The hearing on Apduhan's motion for judicial determination of probable cause will resume today. His lawyer, Danilo Yap, wants the court to dismiss the serious illegal detention case against him, citing there is not enough evidence following Bocabal’s testimony.


The National Bureau of Investigation (NBI) 7 and the Provincial Women's Commission (PWC) arrested Apduhan and rescued Bocabal at the alleged cult leader’s house in Barangay Buanoy, Balamban last March 26.

A witness said he met Bocabal and they became close during their stay at Apduhan’s residence. He said Bocabal stayed in a room on the ground floor of the house, which Apduhan forbade anyone to enter.

Yap said Bocabal’s rescue was prompted by a letter from Bocabal’s mother to Vice Gov. Agnes Magpale. He said the letter “ascribes no clear, categorical and definite insinuation of alleged kidnapping, abduction or wrongful detention committed or known to be committed equally by any person or group of persons against her daughter.

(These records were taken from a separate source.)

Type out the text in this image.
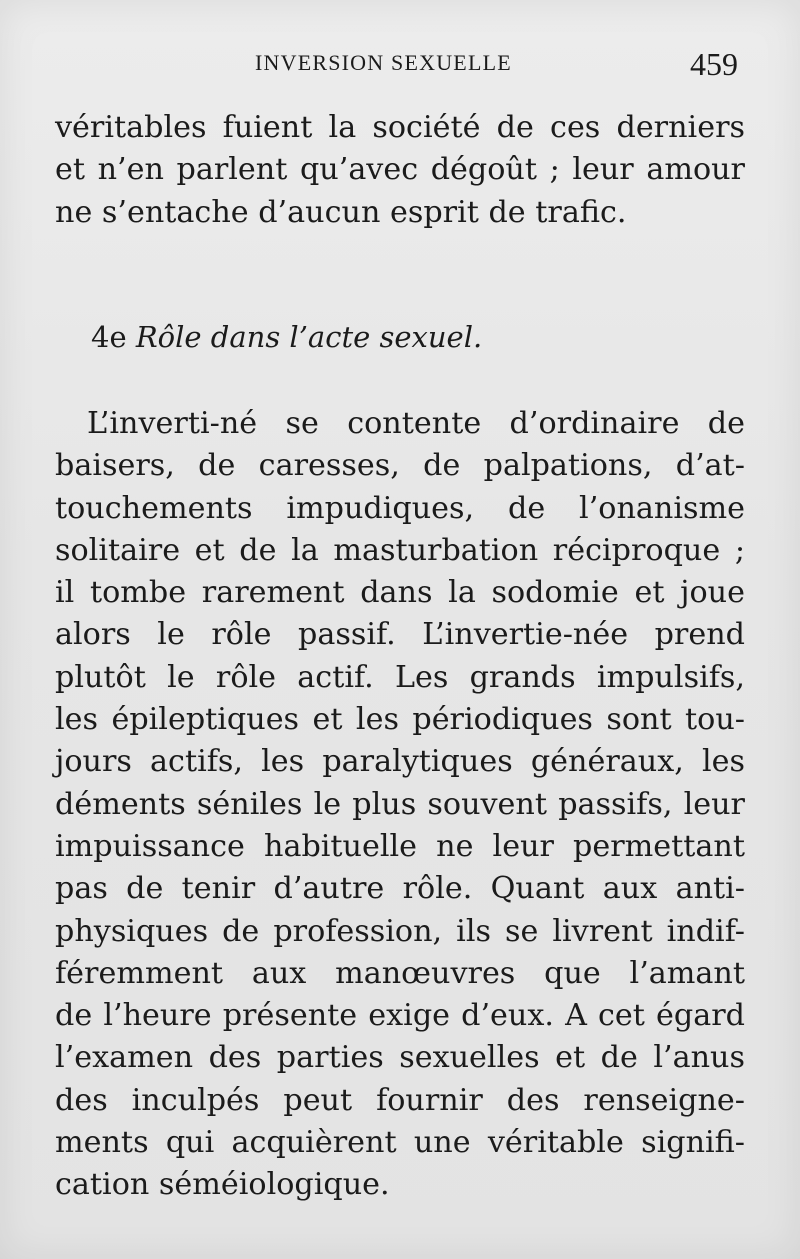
INVERSION SEXUELLE	459
véritables fuient la société de ces derniers
et n’en parlent qu’avec dégoût ; leur amour
ne s’entache d’aucun esprit de trafic.
4e Rôle dans l’acte sexuel.
L’inverti-né se contente d’ordinaire de
baisers, de caresses, de palpations, d’at-
touchements impudiques, de l’onanisme
solitaire et de la masturbation réciproque ;
il tombe rarement dans la sodomie et joue
alors le rôle passif. L’invertie-née prend
plutôt le rôle actif. Les grands impulsifs,
les épileptiques et les périodiques sont tou-
jours actifs, les paralytiques généraux, les
déments séniles le plus souvent passifs, leur
impuissance habituelle ne leur permettant
pas de tenir d’autre rôle. Quant aux anti-
physiques de profession, ils se livrent indif-
féremment aux manœuvres que l’amant
de l’heure présente exige d’eux. A cet égard
l’examen des parties sexuelles et de l’anus
des inculpés peut fournir des renseigne-
ments qui acquièrent une véritable signifi-
cation séméiologique.
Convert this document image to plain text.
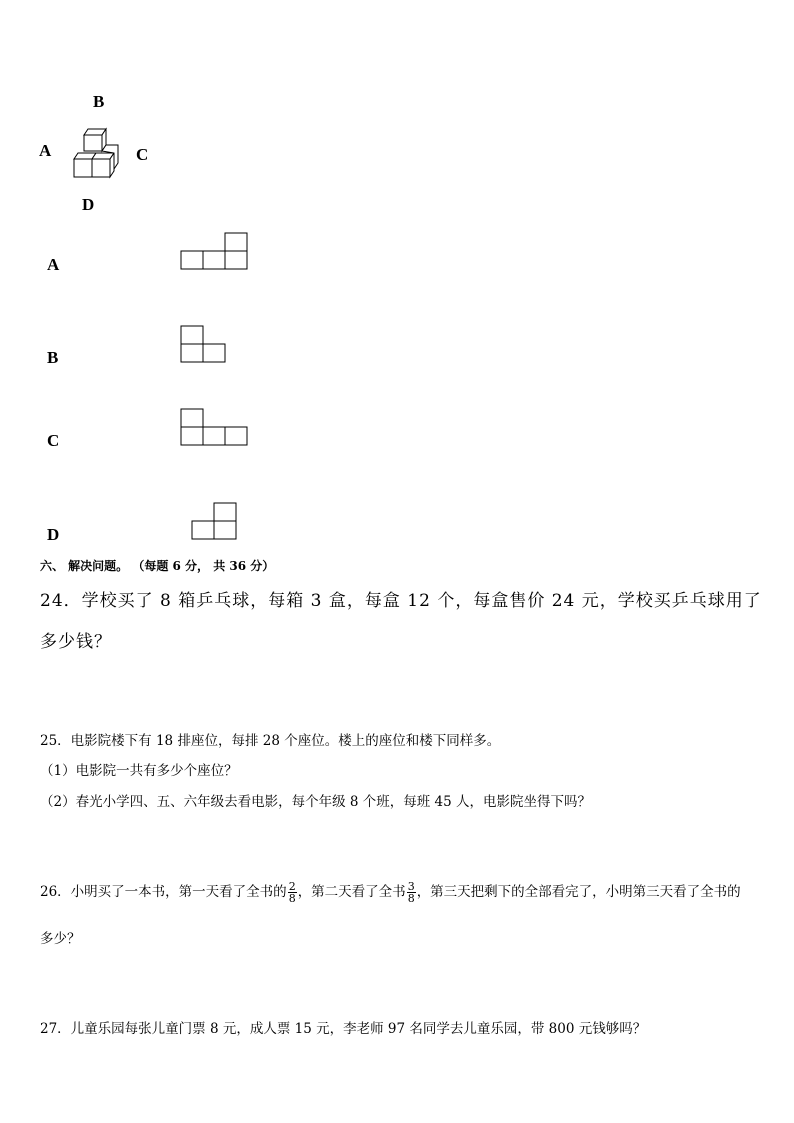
B
A	C
D
A
B
C
D
六、 解决问题。 （每题 6 分， 共 36 分）
24．学校买了 8 箱乒乓球，每箱 3 盒，每盒 12 个，每盒售价 24 元，学校买乒乓球用了
多少钱？
25．电影院楼下有 18 排座位，每排 28 个座位。楼上的座位和楼下同样多。
（1）电影院一共有多少个座位？
（2）春光小学四、五、六年级去看电影，每个年级 8 个班，每班 45 人，电影院坐得下吗？
26．小明买了一本书，第一天看了全书的 $\frac{2}{8}$ ，第二天看了全书 $\frac{3}{8}$ ，第三天把剩下的全部看完了，小明第三天看了全书的
多少？
27．儿童乐园每张儿童门票 8 元，成人票 15 元，李老师 97 名同学去儿童乐园，带 800 元钱够吗？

The prosecution says Bocabal is suffering from Stockholm syndrome, a psychological phenomenon that makes her feel sympathy toward her alleged captor. It plans to present a psychologist as a witness in today's hearing.

Stockholm syndrome

Dr. Rene Obra, a psychiatrist, said over radio dyHP that Stockholm syndrome is not a mental illness.

Obra, head of the Vicente Sotto Memorial Medical Center for Behavorial Sciences, said being sympathetic to a captor could be a way for a captive to survive.

Baflor said her sister was depressed after discovering that her husband had a child with another woman. Bocabal and her husband were childless.

Baflor said she noticed bruises on Bocabal’s body after she was rescued from the ah Apduhan household but the latter denied she was raped.

Published in the Sun.Star Cebu newspaper on May 09, 2014.